Question

What is the Cell Potential of the electrochemical cell in Which the cell reaction is: Pb2+ + Cd → Pb + Cd2+ ; Given that Eocell = 0.277 volts, temperature = 298K, [Cd2+] = 0.02M, and [Pb2+] = 0.2M.Immersive Reader

Answer 1

Answer:

Nernst equation

Explanation:

Ecell = Eocell-0.059/n *log[anode/cathode]

E cell = .277 - 0.059/2 * log [.02/.2]           ( anode = cd 2+)  (cathode = pb2+)

on solving E cell = 0.3065 V

Answer 2

Given:

The electrochemical cell in Which the cell reaction is: Pb2+ + Cd → Pb + Cd2+; Given that Eocell = 0.277 volts, temperature = 298K, [Cd2+] = 0.02M, and [Pb2+] = 0.2M.

To Find:

The Cell Potential of the electrochemical cell in Which the cell reaction is: Pb2+ + Cd → Pb + Cd2+.

Solution:

To find the cell potential we will follow the following steps:

As we know,

The nearest equation for the cell at 298K is

$Ecell = Eocell- \frac{0.0591}{n} log \frac{product \: concentration}{reactant \: concentration}$

Here, n is the number of electrons exchanged which is equal to 2.

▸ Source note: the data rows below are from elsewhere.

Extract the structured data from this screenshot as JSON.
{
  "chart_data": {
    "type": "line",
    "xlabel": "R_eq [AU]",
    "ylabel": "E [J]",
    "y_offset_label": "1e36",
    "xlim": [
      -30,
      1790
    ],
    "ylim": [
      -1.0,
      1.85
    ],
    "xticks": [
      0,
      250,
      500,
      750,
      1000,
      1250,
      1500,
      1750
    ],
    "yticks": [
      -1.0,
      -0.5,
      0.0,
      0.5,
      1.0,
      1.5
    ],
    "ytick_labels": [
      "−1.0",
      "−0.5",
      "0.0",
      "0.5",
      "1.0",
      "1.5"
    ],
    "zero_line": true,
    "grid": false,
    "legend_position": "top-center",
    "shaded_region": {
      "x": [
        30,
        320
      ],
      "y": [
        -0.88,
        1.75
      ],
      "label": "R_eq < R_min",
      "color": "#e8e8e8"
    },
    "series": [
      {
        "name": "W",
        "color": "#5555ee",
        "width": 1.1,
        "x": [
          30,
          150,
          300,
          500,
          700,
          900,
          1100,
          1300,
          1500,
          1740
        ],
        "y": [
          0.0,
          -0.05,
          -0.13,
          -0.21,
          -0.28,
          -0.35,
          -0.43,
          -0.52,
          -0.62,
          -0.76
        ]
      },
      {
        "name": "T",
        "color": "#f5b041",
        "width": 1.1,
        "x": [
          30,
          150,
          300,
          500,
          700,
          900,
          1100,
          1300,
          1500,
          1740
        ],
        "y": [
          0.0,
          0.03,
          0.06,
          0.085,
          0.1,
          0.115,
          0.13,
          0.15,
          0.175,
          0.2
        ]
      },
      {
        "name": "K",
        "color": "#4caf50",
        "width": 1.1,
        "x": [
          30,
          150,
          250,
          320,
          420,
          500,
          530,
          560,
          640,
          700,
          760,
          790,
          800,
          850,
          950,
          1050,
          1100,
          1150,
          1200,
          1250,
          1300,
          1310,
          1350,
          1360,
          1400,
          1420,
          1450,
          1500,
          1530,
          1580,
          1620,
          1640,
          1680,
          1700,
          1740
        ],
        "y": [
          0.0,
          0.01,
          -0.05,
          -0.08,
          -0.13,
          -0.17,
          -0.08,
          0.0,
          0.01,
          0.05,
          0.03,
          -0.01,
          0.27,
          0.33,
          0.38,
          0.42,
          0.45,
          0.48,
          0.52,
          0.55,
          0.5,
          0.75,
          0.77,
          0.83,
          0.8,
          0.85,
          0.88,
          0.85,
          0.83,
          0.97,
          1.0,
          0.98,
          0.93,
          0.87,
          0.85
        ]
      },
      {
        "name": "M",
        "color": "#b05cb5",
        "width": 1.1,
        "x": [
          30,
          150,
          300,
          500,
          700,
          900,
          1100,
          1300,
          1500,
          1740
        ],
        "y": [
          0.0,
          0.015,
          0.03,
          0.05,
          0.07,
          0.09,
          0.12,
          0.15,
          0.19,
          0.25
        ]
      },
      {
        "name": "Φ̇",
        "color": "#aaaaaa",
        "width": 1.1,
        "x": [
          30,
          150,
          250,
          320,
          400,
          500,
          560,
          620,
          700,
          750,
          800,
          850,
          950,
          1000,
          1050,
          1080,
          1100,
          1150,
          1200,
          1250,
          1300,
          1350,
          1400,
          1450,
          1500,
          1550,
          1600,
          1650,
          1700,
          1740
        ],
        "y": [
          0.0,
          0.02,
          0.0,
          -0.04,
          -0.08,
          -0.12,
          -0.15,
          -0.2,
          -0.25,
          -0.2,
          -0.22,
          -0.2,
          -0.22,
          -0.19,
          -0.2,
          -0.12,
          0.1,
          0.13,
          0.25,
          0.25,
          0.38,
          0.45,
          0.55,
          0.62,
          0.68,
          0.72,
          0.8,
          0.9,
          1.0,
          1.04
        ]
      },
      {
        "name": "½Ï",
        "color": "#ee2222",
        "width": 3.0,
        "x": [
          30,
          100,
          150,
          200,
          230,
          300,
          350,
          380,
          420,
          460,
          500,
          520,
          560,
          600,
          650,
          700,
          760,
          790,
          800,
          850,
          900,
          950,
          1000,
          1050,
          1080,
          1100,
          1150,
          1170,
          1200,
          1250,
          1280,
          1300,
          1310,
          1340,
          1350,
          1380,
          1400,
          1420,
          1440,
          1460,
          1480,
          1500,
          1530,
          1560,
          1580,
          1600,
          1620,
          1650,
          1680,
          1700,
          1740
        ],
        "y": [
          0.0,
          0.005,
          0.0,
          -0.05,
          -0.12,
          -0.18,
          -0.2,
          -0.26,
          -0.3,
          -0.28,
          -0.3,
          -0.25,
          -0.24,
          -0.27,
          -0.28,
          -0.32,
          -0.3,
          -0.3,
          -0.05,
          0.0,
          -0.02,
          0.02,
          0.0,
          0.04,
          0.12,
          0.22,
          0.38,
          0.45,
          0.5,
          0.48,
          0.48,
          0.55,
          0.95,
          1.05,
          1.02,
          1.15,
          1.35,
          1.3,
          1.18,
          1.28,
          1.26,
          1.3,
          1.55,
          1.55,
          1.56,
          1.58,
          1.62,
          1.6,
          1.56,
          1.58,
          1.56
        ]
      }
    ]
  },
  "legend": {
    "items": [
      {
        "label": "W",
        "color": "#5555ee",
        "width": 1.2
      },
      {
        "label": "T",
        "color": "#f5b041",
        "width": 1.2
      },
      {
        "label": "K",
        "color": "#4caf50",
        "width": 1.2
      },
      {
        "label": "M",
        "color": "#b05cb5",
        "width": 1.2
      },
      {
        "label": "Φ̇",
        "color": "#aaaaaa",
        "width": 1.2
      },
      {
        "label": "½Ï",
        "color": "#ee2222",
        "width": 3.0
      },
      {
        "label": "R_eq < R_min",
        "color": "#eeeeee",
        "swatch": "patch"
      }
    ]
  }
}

$Ecell = Eocell- \frac{0.0591}{2} log \frac{product \: concentration}{reactant \: concentration}$

$Ecell = 0.277- \frac{0.0591}{2} log \frac{0.02}{0.2}$

$Ecell = 0.277- \frac{0.0591}{2} \frac{1}{10}$

As we know log 1/10 = -1.

Now,

$Ecell = 0.277 + \frac{0.0591}{2}$

$Ecell = 0.277 + 0.02955$

$Ecell = 0.30volt$

Henceforth, the Cell Potential of the electrochemical cell in Which the cell reaction is: Pb2+ + Cd → Pb + Cd2+ is 0.30V.